Two vacant apartments and two occupied units were deemed uninhabitable, according to the Red Cross Association. The Red Cross said it assisted nine adults and two children, mostly by providing money for food and clothing.
Fire marshals determined electrical wiring sparked the flames on the fifth and sixth floors, marring apartments 6E, 6F, 5E and 5F too severely for occupancy. Other homes were damaged when about 138 firefighters responded to the three-alarm blaze and ripped through the ceilings and floors while battling the conflagration.
Jaime Sosa spent July 10 lugging furniture, electronics and other items spared by the blaze into a U-haul with fellow paramedics. He and his wife were planning on leaving the city in a year or two to invest in a house and enroll their two sons in better schools. Now, he said, their exodus would likely be expedited.
“I don’t know what we’re doing,” he said. “Right now we’re bouncing around from family to family.”
Mr. Sosa said his family couldn’t get to their clothing and ticked off the few possessions they salvaged – a computer, TV, dog cage and a slightly damaged couch. The hallway outside of his fifth floor apartment was lined with sneakers, a mask, a fan, a trash bag full of DVDs and other miscellaneous items.

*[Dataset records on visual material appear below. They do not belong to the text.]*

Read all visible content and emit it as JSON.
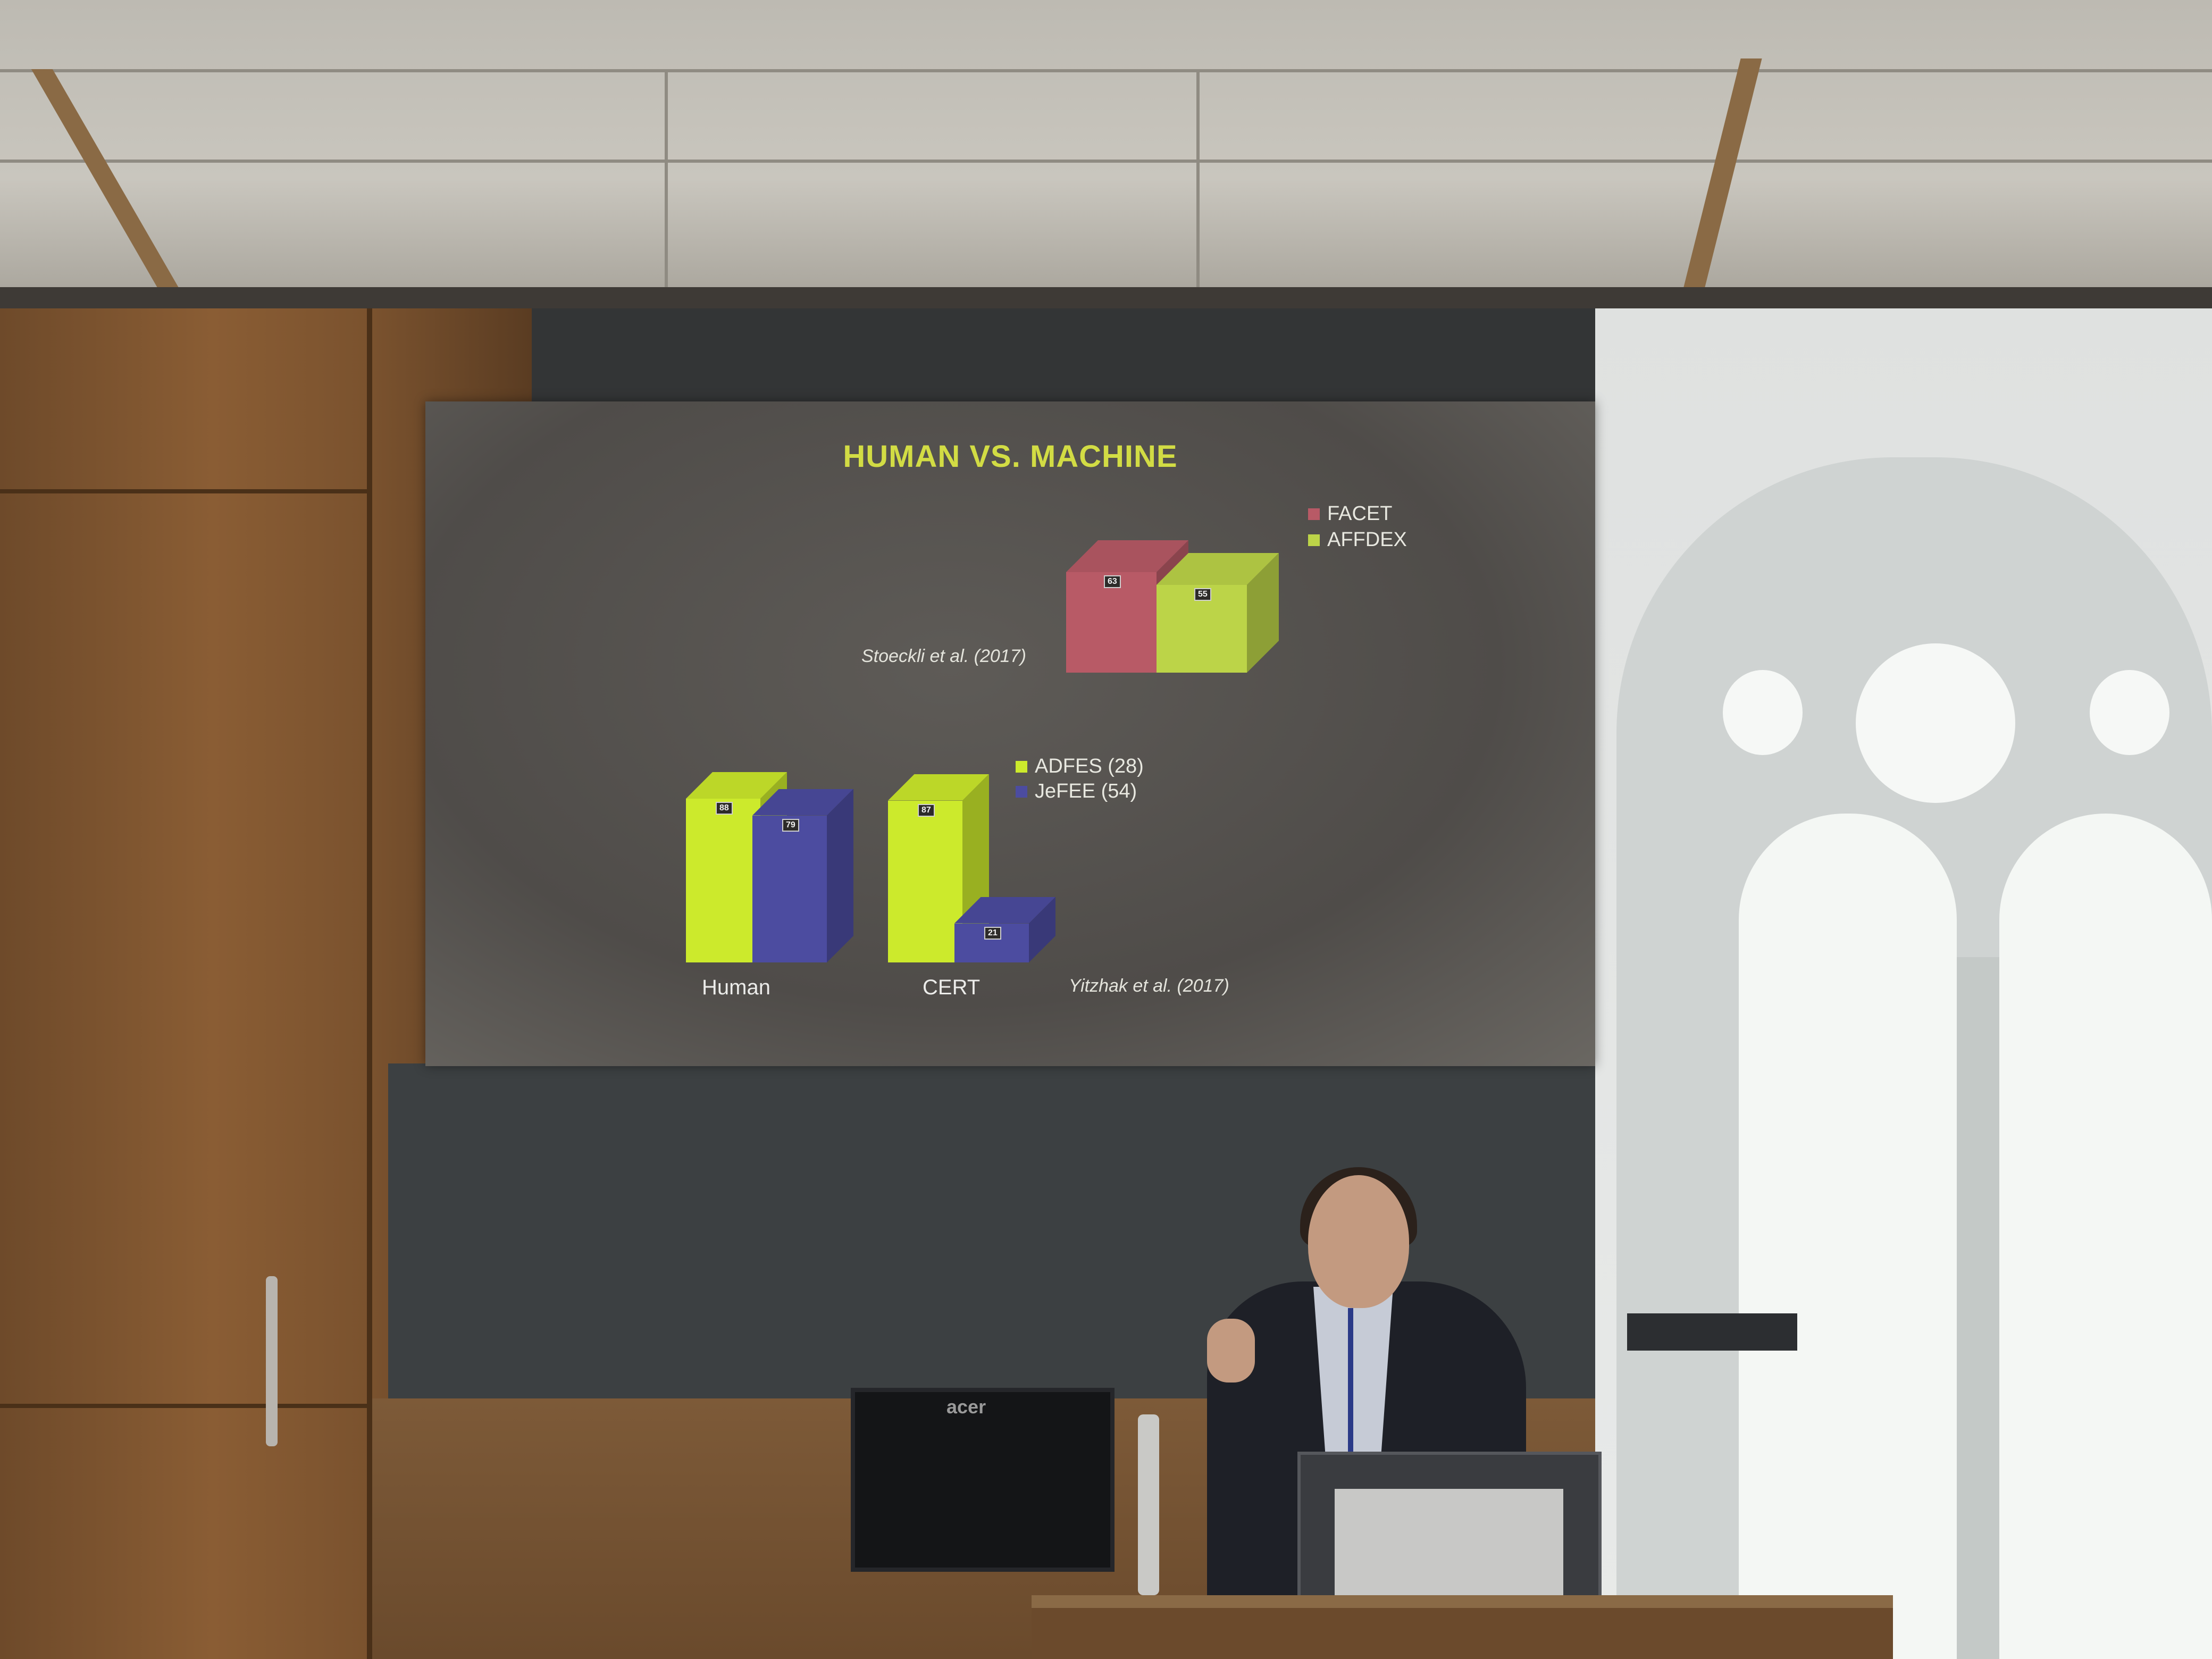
{
  "slide": {
    "title": "HUMAN VS. MACHINE",
    "top_legend": [
      {
        "label": "FACET",
        "color": "#b85a66"
      },
      {
        "label": "AFFDEX",
        "color": "#bcd448"
      }
    ],
    "top_citation": "Stoeckli et al. (2017)",
    "bottom_legend": [
      {
        "label": "ADFES (28)",
        "color": "#ccea2c"
      },
      {
        "label": "JeFEE (54)",
        "color": "#4c4ca0"
      }
    ],
    "bottom_citation": "Yitzhak et al. (2017)",
    "bottom_categories": [
      "Human",
      "CERT"
    ]
  },
  "monitor_brand": "acer",
  "chart_data": [
    {
      "type": "bar",
      "categories": [
        ""
      ],
      "series": [
        {
          "name": "FACET",
          "values": [
            63
          ]
        },
        {
          "name": "AFFDEX",
          "values": [
            55
          ]
        }
      ],
      "legend": "top-right"
    },
    {
      "type": "bar",
      "categories": [
        "Human",
        "CERT"
      ],
      "series": [
        {
          "name": "ADFES (28)",
          "values": [
            88,
            87
          ]
        },
        {
          "name": "JeFEE (54)",
          "values": [
            79,
            21
          ]
        }
      ],
      "legend": "top-right"
    }
  ]
}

“It’s just stuff, it can be replaced,” he said, noting he was thankful his wife overslept the morning of the fire because it prevented their two boys and two dogs from being alone for a few minutes while he commuted home from work. “What if she would have gotten up and left for work? My kids would have cooked.”
Up on the sixth floor, the carpet in the hallway leading to apartments 6F and 6E had been yanked off, leaving adhesive-lined floors. Wooden boards blocked off the passageway. Next door, Victor Marrero watched contractors sweep debris and insulation out of his music studio and living room, where it had spilled out of nearly three-foot wide gashes in the ceilings of both rooms.